Epi-convergence is the appropriate topology with which to approximate minimization problems. For maximization problems one uses the symmetric notion of hypo-convergence. $(f_n)$ hypo-converges to $f$ if

 $\limsup_{n \to \infty} f_n(x_n) \leq f(x) \text{ for every } x_n \to x$

and

 $\liminf_{n \to \infty} f_n(x_n) \geq f(x) \text{ for some } x_n \to x.$

==Relationship to minimization problems==

Assume we have a difficult minimization problem

 $\inf_{x \in C} g(x)$

where $g: X \to \mathbb{R}$ and $C \subseteq X$. We can attempt to approximate this problem by a sequence of easier problems

 $\inf_{x \in C_{n}} g_n(x)$

for functions $g_n$ and sets $C_n$.

Epi-convergence provides an answer to the question: In what sense should the approximations converge to the original problem in order to guarantee that approximate solutions converge to a solution of the original?

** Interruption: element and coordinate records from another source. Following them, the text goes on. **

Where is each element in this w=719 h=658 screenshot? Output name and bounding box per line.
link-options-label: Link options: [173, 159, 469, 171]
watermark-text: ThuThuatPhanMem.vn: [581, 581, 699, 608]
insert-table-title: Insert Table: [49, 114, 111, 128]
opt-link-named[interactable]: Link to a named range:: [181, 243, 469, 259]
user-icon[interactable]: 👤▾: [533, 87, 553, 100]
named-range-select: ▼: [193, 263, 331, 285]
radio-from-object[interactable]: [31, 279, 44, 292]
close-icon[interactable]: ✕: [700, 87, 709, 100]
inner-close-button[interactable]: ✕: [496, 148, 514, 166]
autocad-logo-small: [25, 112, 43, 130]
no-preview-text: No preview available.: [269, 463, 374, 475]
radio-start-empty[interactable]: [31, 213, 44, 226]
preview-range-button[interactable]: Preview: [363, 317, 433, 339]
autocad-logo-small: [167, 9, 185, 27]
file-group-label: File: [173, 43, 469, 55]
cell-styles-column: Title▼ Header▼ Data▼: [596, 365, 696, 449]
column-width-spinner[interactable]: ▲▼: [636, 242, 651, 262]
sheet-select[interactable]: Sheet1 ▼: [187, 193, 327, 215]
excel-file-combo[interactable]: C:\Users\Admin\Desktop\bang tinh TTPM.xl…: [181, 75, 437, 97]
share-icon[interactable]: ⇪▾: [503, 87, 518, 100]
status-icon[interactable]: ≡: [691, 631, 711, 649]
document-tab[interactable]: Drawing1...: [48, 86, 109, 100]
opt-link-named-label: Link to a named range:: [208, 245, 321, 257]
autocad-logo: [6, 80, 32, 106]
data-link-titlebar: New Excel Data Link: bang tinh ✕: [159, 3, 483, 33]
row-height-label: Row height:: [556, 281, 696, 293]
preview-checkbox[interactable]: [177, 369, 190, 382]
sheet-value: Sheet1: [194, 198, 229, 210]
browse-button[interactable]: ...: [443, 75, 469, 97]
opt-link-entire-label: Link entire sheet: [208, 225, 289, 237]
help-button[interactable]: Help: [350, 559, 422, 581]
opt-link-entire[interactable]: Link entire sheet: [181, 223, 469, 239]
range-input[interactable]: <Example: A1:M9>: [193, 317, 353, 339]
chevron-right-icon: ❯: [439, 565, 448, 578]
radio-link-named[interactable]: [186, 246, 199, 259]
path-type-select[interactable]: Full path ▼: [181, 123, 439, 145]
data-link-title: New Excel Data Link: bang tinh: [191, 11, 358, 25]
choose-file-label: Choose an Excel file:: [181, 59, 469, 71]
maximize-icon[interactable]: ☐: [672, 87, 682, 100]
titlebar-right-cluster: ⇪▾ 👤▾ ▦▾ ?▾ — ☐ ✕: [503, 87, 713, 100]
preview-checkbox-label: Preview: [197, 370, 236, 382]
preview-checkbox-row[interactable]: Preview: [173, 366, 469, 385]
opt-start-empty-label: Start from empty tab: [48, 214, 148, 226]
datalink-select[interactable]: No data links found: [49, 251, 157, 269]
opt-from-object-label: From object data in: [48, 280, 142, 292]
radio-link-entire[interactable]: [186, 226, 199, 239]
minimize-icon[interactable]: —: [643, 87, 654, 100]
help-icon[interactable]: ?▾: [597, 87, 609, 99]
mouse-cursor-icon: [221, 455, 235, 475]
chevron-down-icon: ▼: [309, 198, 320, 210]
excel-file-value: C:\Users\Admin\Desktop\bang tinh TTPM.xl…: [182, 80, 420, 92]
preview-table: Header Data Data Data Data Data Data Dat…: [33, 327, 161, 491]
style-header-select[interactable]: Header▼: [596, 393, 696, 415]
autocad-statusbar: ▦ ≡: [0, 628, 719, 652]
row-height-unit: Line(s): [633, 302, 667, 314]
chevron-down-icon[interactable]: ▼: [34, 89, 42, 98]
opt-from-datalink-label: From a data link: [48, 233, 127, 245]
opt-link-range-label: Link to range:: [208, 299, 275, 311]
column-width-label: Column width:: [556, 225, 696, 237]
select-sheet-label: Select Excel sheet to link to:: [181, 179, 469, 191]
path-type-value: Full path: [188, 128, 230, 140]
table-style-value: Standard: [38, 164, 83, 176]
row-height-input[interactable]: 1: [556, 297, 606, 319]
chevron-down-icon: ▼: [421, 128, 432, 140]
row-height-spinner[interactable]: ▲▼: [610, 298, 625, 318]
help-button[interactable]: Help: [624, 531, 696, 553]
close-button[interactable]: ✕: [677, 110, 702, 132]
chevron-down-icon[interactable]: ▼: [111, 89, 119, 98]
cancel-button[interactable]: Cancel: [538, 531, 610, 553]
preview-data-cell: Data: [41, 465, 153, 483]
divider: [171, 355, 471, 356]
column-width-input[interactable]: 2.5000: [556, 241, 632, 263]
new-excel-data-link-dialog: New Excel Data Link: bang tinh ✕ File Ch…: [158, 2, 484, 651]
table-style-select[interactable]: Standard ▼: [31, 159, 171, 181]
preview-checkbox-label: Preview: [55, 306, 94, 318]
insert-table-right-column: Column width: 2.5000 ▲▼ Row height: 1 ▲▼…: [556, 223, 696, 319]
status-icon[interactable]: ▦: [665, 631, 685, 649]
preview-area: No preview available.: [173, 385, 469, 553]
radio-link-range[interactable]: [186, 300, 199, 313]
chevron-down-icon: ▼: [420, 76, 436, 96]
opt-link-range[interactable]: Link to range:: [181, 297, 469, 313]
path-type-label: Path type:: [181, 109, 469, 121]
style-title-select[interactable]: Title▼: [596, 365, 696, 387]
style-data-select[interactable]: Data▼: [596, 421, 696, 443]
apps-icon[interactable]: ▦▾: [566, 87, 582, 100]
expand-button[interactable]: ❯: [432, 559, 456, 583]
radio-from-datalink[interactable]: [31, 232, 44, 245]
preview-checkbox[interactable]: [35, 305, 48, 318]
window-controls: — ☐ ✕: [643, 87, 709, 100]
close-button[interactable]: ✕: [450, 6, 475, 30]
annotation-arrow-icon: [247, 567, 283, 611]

We can embed these optimization problems into the epi-convergence framework by defining extended real-valued functions

 $$\begin{align}
f(x) & = \begin{cases} g(x), & x \in C, \\ \infty, & x \not \in C, \end{cases} \\[4pt]
f_n(x) & = \begin{cases} g_n(x), & x \in C_n, \\ \infty, & x \not \in C_n. \end{cases}
\end{align}$$

So that the problems $\inf_{x \in X} f(x)$ and $\inf_{x \in X} f_n(x)$ are equivalent to the original and approximate problems, respectively.

If $(f_n)$ epi-converges to $f$, then $\limsup_{n \to \infty} [\inf f_n] \leq \inf f$. Furthermore, if $x$ is a limit point of minimizers of $f_n$, then $x$ is a minimizer of $f$. In this sense,

 $\lim_{n \to \infty} \operatorname{argmin} f_n \subseteq \operatorname{argmin} f.$

Epi-convergence is the weakest notion of convergence for which this result holds.

== Properties ==

- $(f_n)$ epi-converges to $f$ if and only if $(-f_n)$ hypo-converges to $-f$.
- $(f_n)$ epi-converges to $f$ if and only if $(\operatorname{epi} f_n)$ converges to $\operatorname{epi} f$ as sets, in the Painlevé–Kuratowski sense of set convergence. Here, $\operatorname{epi} f$ is the epigraph of the function $f$.
- If $f_n$ epi-converges to $f$, then $f$ is lower semi-continuous.
- If $f_n$ is convex for each $n \in \mathbb{N}$ and $(f_n)$ epi-converges to $f$, then $f$ is convex.
- If $f^1_{n} \leq f_n \leq f^2_{n}$ and both $(f^1_n)$ and $(f^2_n)$ epi-converge to $f$, then $(f_n)$ epi-converges to $f$.
- If $(f_n)$ converges uniformly to $f$ on each compact set of $\mathbb{R}_n$ and $(f_n)$ are continuous, then $(f_n)$ epi-converges and hypo-converges to $f$.
- In general, epi-convergence neither implies nor is implied by pointwise convergence. Additional assumptions can be placed on an pointwise convergent family of functions to guarantee epi-convergence.